Via di Monte Testaccio: aggredito e rapinato del telefono cellulare da tre malviventi

Operazione antidegrado da partei dei carabinieri nelle aree della movida. Denuciate tre persone trovate in possesso di droga e coltelli a serramanico

Due rapinatori in manette a Testaccio e tre persone denunciate a piede libero a Campo de' Fiori e nell'area di Termini. Sono i risultati dell'intensa attività di controllo  nel cuore della Movida della Capitale, messa in atto dai Carabinieri della Compagnia Roma Centro che ha portato anche al sequestro di droga e coltelli. Il servizio, a cui hanno partecipato decine di militari dei Comandi Roma piazza Venezia, delle Stazioni Roma Quirinale e Roma Aventino, dell’8° Reggimento Lazio e del N.A.S. di Roma, ha permesso di scandagliare a fondo le zone maggiormente frequentate da persone in cerca di divertimento.

Rapina in via di Monte Testaccio 

Nel corso delle operazioni, un cittadino egiziano di 38 anni e un cittadino tunisino di 25 anni, entrambi con precedenti, sono stati arrestati con l’accusa di rapina. I due, insieme ad un complice che è riuscito a darsi alla fuga, hanno accerchiato un 28enne in via di Monte Testaccio, derubandolo del telefono cellulare dopo averlo ripetutamente spintonato.
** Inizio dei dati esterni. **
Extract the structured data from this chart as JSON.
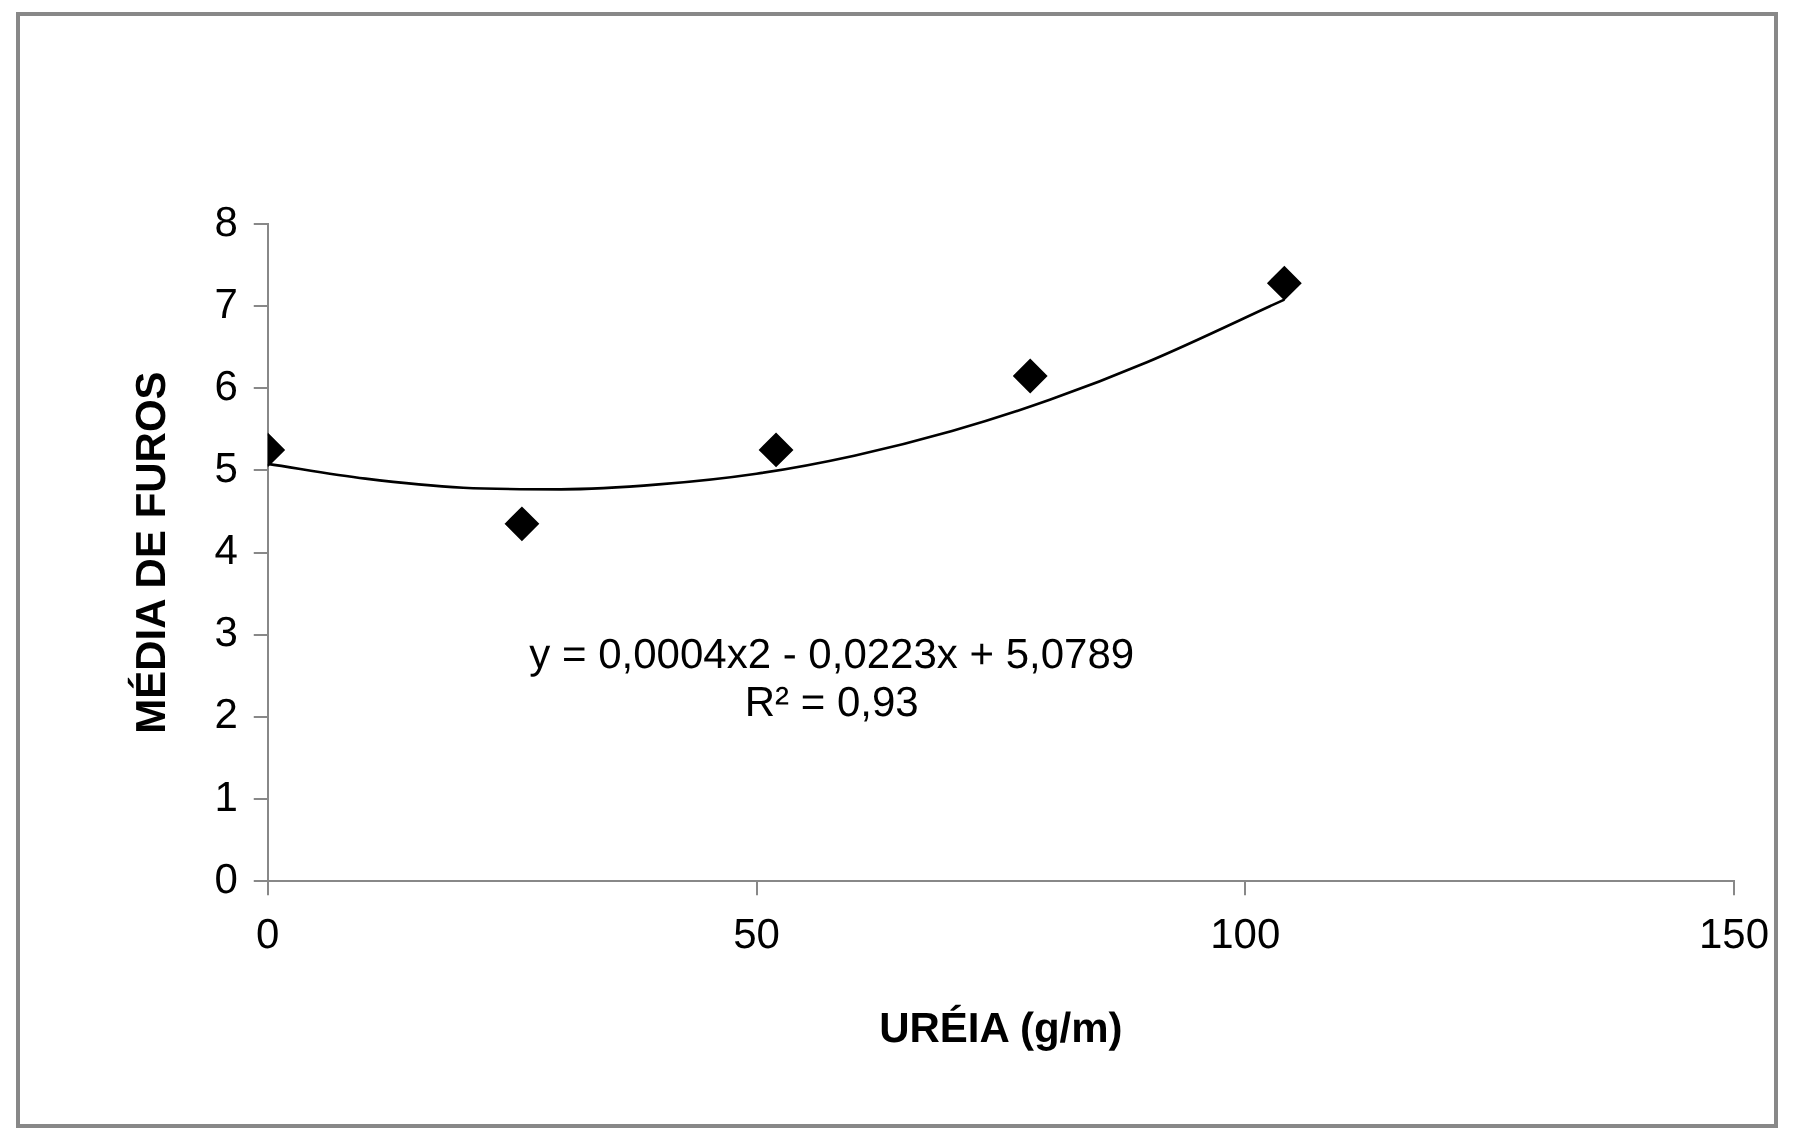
{
  "chart_data": {
    "type": "scatter",
    "xlabel": "URÉIA (g/m)",
    "ylabel": "MÉDIA DE FUROS",
    "x": [
      0,
      26,
      52,
      78,
      104
    ],
    "series": [
      {
        "color": "#000000",
        "values": [
          5.25,
          4.35,
          5.25,
          6.15,
          7.28
        ]
      },
      {
        "type": "line",
        "marker": "none",
        "color": "#000000",
        "x": [
          0,
          10,
          20,
          30,
          40,
          50,
          60,
          70,
          80,
          90,
          104
        ],
        "values": [
          5.08,
          4.9,
          4.79,
          4.77,
          4.83,
          4.96,
          5.18,
          5.48,
          5.86,
          6.32,
          7.08
        ]
      }
    ],
    "marker": "diamond",
    "xlim": [
      0,
      150
    ],
    "xticks": [
      0,
      50,
      100,
      150
    ],
    "ylim": [
      0,
      8
    ],
    "yticks": [
      0,
      1,
      2,
      3,
      4,
      5,
      6,
      7,
      8
    ],
    "grid": false,
    "legend": false,
    "annotations": [
      "y = 0,0004x2 - 0,0223x + 5,0789",
      "R² = 0,93"
    ]
  }
}
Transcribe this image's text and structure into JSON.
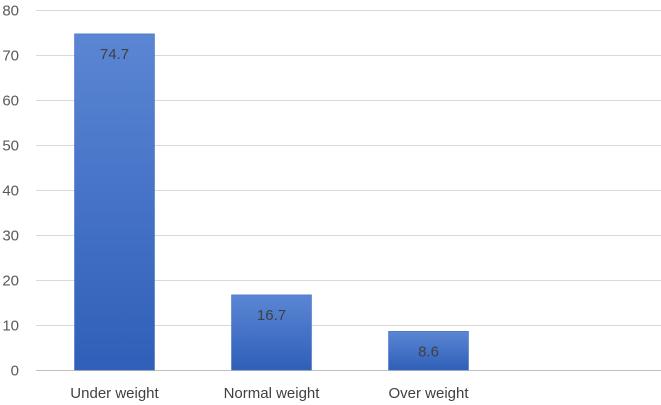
{
  "chart_data": {
    "type": "bar",
    "categories": [
      "Under weight",
      "Normal weight",
      "Over weight"
    ],
    "values": [
      74.7,
      16.7,
      8.6
    ],
    "data_labels": [
      "74.7",
      "16.7",
      "8.6"
    ],
    "title": "",
    "xlabel": "",
    "ylabel": "",
    "ylim": [
      0,
      80
    ],
    "y_ticks": [
      0,
      10,
      20,
      30,
      40,
      50,
      60,
      70,
      80
    ],
    "y_tick_labels": [
      "0",
      "10",
      "20",
      "30",
      "40",
      "50",
      "60",
      "70",
      "80"
    ],
    "grid": true,
    "legend": "none",
    "colors": {
      "bar_top": "#5b86d4",
      "bar_bottom": "#2f5fb8",
      "bar_edge": "#3a66bd"
    }
  }
}
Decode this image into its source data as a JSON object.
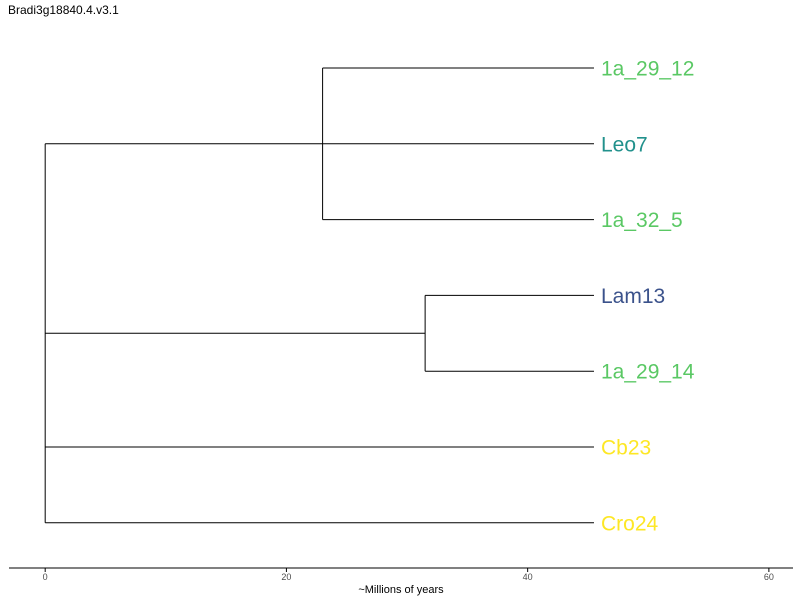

L’egiziano, durante le perquisizioni, è stato trovato anche in possesso di 3 grammi di cocaina e 2 grammi di hashish, motivo per cui è stato anche denunciato a piede libero per detenzione ai fini di spaccio di sostanze stupefacenti.

Coltelli a serramanico 

Un cittadino marocchino di 27 anni, nella Capitale senza fissa dimora e con precedenti, è stato denunciato a piede libero dai Carabinieri che lo hanno sorpreso in via Palestro, a Castro Pretorio, in possesso di 10 grammi  di hashish già suddivisi in dosi. Un cittadino egiziano di 23 anni ed un cittadino tunisino di 24 anni, entrambi nella Capitale senza fissa dimora e con precedenti, sono stati controllati e sorpresi – rispettivamente in piazza del Biscione a Campo de' Fiori e in Largo di Villa Peretti, all'Esquilino – in possesso di due coltelli a serramanico di genere proibito.

Sicurezza alimentare 

Durante i controlli eseguiti con i Carabinieri del N.A.S. di Roma, al titolare di un ristorante di Largo dei Chiavari è stata contestata l’omessa applicazione delle procedure di autocontrollo sulla sicurezza alimentare. Dovrà pagare una sanzione di 2.000 euro.